European stock markets managed to push higher on Wednesday, staging a minor relief rally amid a slew of recent earnings updates.
“The FTSE 100 remains a relative beacon of light. The composition of the index continues to attract investment interest, underpinned by an average dividend yield of over 3% which adds to the total return,” Richard Hunter, head of markets at Interactive Investor, said.
“Despite the premier index having outperformed many of its global peers, the UK as a whole is still seen as providing value, as evidenced by any number of approaches for UK companies from foreign buyers this year.”
It came as German factory gate prices jumped 30.9% in the year to March, the biggest increase since records started in 1949, according to the Federal Statistics Office.
Meanwhile, the war in Ukraine, a global shortage of semiconductor chips and other supply chain woes sent European car sales into decline in March, according to figures released by the European Automobile Manufacturers Association.
It revealed that registrations slumped by 19% during the month, dragging the overall rate of decline down to -11% for the first quarter.
"Hopes that 2022 would be an improvement on 2021 look premature and manufacturers seem increasingly resigned to chip shortages impacting their output well into 2023," Steve Clayton, HL Select fund manager, said.
It came after Netflix (NLFX) revealed last night that it lost 200,000 subscribers in the first three months of the year – its first decline in more than a decade amid intensifying competition and widespread cost increases.
The streaming platform also projected another loss of 2 million subscribers in the three months to the end of June, while its withdrawal from Russia also led to the loss of 700,000 customers.

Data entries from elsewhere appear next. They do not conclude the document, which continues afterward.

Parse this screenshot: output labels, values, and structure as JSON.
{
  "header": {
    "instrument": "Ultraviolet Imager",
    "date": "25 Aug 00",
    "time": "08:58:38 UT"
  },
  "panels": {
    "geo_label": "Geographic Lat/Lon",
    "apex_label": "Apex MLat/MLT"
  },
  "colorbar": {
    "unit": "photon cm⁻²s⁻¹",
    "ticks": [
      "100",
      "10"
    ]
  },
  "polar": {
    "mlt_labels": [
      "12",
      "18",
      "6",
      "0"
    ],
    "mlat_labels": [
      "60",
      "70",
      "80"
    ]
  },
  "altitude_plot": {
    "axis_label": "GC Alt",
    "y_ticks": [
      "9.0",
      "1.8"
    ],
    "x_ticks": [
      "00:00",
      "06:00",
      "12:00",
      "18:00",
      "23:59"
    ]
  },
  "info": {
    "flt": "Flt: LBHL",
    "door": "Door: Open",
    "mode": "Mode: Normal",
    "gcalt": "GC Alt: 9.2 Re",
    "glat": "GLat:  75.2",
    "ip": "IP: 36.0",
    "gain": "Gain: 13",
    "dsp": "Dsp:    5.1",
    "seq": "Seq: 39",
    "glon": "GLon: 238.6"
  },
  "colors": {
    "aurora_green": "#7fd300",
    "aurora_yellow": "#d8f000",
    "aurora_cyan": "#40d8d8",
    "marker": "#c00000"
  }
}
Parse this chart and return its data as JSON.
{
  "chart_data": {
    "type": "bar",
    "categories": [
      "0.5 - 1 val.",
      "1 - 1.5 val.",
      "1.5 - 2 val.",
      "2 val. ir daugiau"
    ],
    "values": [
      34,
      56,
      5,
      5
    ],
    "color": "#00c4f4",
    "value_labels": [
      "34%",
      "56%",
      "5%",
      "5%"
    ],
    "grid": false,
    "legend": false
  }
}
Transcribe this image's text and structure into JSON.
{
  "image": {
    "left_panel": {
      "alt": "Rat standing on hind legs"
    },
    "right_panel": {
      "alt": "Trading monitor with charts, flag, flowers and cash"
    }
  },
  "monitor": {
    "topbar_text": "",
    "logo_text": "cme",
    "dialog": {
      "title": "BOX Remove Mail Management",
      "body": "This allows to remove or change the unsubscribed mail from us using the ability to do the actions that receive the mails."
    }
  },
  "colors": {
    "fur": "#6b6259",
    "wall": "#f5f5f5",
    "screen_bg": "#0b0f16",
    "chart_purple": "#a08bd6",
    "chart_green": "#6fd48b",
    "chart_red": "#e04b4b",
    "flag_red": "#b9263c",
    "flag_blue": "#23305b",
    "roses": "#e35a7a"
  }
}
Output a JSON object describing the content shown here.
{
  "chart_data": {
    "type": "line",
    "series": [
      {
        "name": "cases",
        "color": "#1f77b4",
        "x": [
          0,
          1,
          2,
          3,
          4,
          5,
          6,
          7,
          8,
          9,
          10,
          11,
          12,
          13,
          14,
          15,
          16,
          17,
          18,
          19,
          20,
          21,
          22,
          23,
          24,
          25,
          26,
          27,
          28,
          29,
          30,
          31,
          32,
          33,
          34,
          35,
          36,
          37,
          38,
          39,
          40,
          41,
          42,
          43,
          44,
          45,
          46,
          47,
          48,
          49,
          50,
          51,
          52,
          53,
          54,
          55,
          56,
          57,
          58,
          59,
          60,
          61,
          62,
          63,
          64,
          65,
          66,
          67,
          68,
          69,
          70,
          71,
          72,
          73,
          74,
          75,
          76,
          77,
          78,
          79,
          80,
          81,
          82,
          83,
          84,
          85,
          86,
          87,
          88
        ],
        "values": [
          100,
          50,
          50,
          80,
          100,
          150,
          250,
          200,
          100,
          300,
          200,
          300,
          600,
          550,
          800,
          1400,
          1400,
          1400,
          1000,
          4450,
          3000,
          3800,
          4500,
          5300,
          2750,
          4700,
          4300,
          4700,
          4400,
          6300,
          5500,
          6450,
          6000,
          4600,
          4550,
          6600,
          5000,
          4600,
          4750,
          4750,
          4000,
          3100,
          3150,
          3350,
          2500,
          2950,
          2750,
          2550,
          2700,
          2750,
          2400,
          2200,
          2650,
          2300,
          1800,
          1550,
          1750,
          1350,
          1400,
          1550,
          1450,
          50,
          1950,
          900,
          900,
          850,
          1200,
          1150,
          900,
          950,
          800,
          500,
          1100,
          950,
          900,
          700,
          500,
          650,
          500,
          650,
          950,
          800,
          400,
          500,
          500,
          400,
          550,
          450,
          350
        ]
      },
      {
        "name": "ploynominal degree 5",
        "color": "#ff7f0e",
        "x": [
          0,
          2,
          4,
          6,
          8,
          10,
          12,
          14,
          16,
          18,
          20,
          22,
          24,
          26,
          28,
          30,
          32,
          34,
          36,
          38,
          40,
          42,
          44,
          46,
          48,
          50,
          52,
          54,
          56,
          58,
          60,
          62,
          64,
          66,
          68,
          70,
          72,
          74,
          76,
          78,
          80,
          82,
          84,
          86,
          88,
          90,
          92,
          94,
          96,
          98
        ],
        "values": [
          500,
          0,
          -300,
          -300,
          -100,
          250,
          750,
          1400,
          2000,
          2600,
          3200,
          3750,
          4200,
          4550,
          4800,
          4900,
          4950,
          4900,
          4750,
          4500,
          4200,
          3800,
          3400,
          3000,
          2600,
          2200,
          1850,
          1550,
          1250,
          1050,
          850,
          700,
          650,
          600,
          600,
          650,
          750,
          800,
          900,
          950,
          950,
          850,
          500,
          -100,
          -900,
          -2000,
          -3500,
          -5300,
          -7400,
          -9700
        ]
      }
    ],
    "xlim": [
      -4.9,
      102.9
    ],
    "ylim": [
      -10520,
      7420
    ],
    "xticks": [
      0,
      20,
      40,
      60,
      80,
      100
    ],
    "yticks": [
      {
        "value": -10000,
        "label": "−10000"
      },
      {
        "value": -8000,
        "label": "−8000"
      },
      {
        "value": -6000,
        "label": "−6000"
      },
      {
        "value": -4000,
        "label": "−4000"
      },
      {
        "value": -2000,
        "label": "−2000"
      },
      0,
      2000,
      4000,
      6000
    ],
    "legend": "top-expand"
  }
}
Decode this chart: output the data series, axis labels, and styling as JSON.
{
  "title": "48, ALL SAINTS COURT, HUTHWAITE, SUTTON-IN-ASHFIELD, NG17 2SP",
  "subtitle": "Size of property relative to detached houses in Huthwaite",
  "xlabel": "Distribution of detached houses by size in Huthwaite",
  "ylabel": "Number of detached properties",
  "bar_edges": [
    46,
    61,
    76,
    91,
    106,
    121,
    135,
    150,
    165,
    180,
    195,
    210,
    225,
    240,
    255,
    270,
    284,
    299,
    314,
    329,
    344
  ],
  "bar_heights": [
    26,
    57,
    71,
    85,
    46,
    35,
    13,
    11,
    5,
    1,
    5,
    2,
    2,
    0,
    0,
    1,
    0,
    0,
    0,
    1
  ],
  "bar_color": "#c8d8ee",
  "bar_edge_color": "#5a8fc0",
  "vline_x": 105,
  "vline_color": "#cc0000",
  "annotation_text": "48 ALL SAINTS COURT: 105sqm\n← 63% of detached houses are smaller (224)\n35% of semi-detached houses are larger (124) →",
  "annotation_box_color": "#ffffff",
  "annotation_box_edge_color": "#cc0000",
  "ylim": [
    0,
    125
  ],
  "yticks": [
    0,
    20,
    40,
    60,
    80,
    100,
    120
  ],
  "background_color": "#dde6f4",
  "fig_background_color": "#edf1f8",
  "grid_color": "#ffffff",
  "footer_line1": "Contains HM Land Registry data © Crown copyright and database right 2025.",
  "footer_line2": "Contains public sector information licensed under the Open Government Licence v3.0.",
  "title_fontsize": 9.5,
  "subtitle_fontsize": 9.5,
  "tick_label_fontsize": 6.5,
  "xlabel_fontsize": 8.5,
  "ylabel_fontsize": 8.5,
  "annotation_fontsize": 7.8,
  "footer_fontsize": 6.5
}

“The large number of households sharing accounts, combined with competition, is creating revenue growth headwinds. The big COVID boost to streaming obscured the picture until recently,” it said.
Shares were trading 36% lower in New York.
Meanwhile, Asian markets were mixed on Wednesday, with the Nikkei (^N225) climbing 0.9% in Japan, buoyed by a cheaper yen, while other key markets lagged.
“This yen weakness is likely to deliver a huge inflationary impulse into the Japanese economy in the coming months, with the risk that the Bank of Japan is underestimating the wave that is coming its way,” Michael Hewson of CMC Markets said.
“Japanese CPI is currently at a lowly 0.9%, and has only ever been above the Bank of Japan’s 2% inflation target for a brief 11 month period between April 2014 and March 2015, when it peaked at 3.7%, in the last 14 years.”